Question

A solid sphere at a temperature of 400 K radiates a power $P$. If the radius of the sphere is halved and its absolute temperature is doubled, then the power radiated by it is

• A. $\frac{P}{4}$
• B. $\frac{P}{2}$
• C. $2P$
• D. $4P$

Hint:

In the Stefan-Boltzmann law, power depends on $T^4$, so doubling the temperature increases the power by a factor of 16, while halving the radius reduces the surface area by a factor of (4)

Answer 1

The Correct Option is D

The power radiated by a black body (assuming the sphere behaves as one) is given by the Stefan-Boltzmann law: 
\( P = \sigma A T^4 \), where \( \sigma \) is the Stefan-Boltzmann constant, \( A \) is the surface area, and \( T \) is the absolute temperature. 
For a sphere, \( A = 4\pi r^2 \). 
Initially, \( T_1 = 400 \) K, \( r_1 = r \), and power \( P_1 = P = \sigma (4\pi r^2) (400)^4 \).
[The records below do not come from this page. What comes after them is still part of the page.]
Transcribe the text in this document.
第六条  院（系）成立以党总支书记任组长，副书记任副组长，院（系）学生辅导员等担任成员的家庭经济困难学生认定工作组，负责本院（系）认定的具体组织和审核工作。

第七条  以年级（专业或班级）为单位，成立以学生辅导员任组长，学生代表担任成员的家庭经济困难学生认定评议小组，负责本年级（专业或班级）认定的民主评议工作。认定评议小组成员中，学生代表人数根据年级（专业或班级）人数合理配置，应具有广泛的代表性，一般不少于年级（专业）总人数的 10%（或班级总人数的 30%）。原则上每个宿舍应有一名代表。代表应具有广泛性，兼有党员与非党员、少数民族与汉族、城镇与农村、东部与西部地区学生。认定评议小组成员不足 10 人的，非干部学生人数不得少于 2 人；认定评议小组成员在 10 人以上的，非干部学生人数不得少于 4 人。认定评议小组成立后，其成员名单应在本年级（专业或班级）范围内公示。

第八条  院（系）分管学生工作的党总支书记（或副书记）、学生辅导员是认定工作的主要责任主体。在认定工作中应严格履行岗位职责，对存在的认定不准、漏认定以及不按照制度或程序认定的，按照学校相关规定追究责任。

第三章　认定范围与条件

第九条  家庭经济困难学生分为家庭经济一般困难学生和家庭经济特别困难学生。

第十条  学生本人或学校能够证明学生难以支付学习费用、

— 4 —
Now, the radius is halved (\( r_2 = \frac{r}{2} \)), so the new surface area \( A_2 = 4\pi \left(\frac{r}{2}\right)^2 = \pi r^2 = \frac{A_1}{4} \). 
The temperature is doubled (\( T_2 = 2 \times 400 = 800 \) K). The new power
\[ P_2 = \sigma A_2 T_2^4 = \sigma \left(\frac{4\pi r^2}{4}\right) (800)^4 \]
Since \( 800 = 2 \times 400 \), \( (800)^4 = (2 \times 400)^4 = 16 \times (400)^4 \). Thus:
\[ P_2 = \sigma (\pi r^2) (800)^4 = \sigma (\pi r^2) (16 \times (400)^4) = \left(\sigma (4\pi r^2) (400)^4\right) \times \frac{16}{4} = P \times 4 = 4P \]
The new power radiated is \( 4P \).